Supporting the elite aspirations of those who aspire to win medals is a topic that causes significant discussions. Not everyone is of the view that elite level athletes should be supported. It may rankle some especially those of us who see the power of sport making a difference on a daily basis. But it is important to listen to the argument made by those who don’t support sport.

It’s a complicated issue that is shaped by individual experience, upbringing and perceptions. That sport is given special consideration is a source of resentment in some circles. Those of us who argue vehemently and passionately that the development of physical skills and positive motivation that comes from success in team and individual competition inspire the desire to pursue excellence must accept that not everyone buys the party line.

Sport at its best can help young people develop positive mental, social and psychological skills. But it has to be acknowledged that when sport is used for negative reasons it paints an ugly picture. It is in this respect that national sport organisations must be very conscious of the need to maintain the positive image and attributes of sport.

In embracing the duality of our human experience we find the ability to reach deep within ourselves and produce what we choose to define as excellence. In helping young athletes to pursue excellence we emphasize hope.

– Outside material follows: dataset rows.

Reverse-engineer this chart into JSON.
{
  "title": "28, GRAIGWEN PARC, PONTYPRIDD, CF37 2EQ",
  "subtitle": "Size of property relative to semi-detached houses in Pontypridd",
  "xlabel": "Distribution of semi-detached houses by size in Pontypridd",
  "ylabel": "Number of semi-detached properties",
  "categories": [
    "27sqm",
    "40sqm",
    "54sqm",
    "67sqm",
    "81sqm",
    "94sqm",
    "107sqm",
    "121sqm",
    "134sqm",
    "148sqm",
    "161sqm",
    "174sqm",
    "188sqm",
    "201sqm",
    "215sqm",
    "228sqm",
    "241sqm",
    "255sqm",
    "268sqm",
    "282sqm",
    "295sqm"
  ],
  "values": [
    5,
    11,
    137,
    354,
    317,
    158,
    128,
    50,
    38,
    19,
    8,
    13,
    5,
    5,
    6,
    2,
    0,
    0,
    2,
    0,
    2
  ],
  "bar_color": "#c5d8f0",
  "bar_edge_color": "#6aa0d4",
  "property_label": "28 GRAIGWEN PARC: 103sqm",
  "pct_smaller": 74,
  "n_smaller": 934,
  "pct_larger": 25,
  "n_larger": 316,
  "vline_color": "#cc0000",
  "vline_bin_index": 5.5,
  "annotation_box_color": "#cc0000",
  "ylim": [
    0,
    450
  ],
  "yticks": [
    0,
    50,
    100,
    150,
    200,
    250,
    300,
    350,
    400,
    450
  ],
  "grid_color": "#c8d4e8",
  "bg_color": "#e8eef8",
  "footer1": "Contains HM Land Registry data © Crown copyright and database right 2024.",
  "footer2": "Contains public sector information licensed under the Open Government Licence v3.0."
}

Encourage positivity, set expectations and demand accountability. If we are to inspire champions it can’t be at the expense of the totality of human experience.

Excellence in many ways defines the experience of sport and the Olympic Movement. Aspiring for excellence in all that you do on and off the field is a worthy endeavour. Let’s continue to strive for excellence in life through sport. But let’s also embrace the challenge that sport isn’t a cure all and that making the argument for sport requires giving careful thought and consideration to different views.

Sport ought not to be used as a bully pulpit.

• Brian Lewis is the president of the Trinidad and Tobago Olympic Committee. The views expressed are not necessarily those of the Olympic Committee.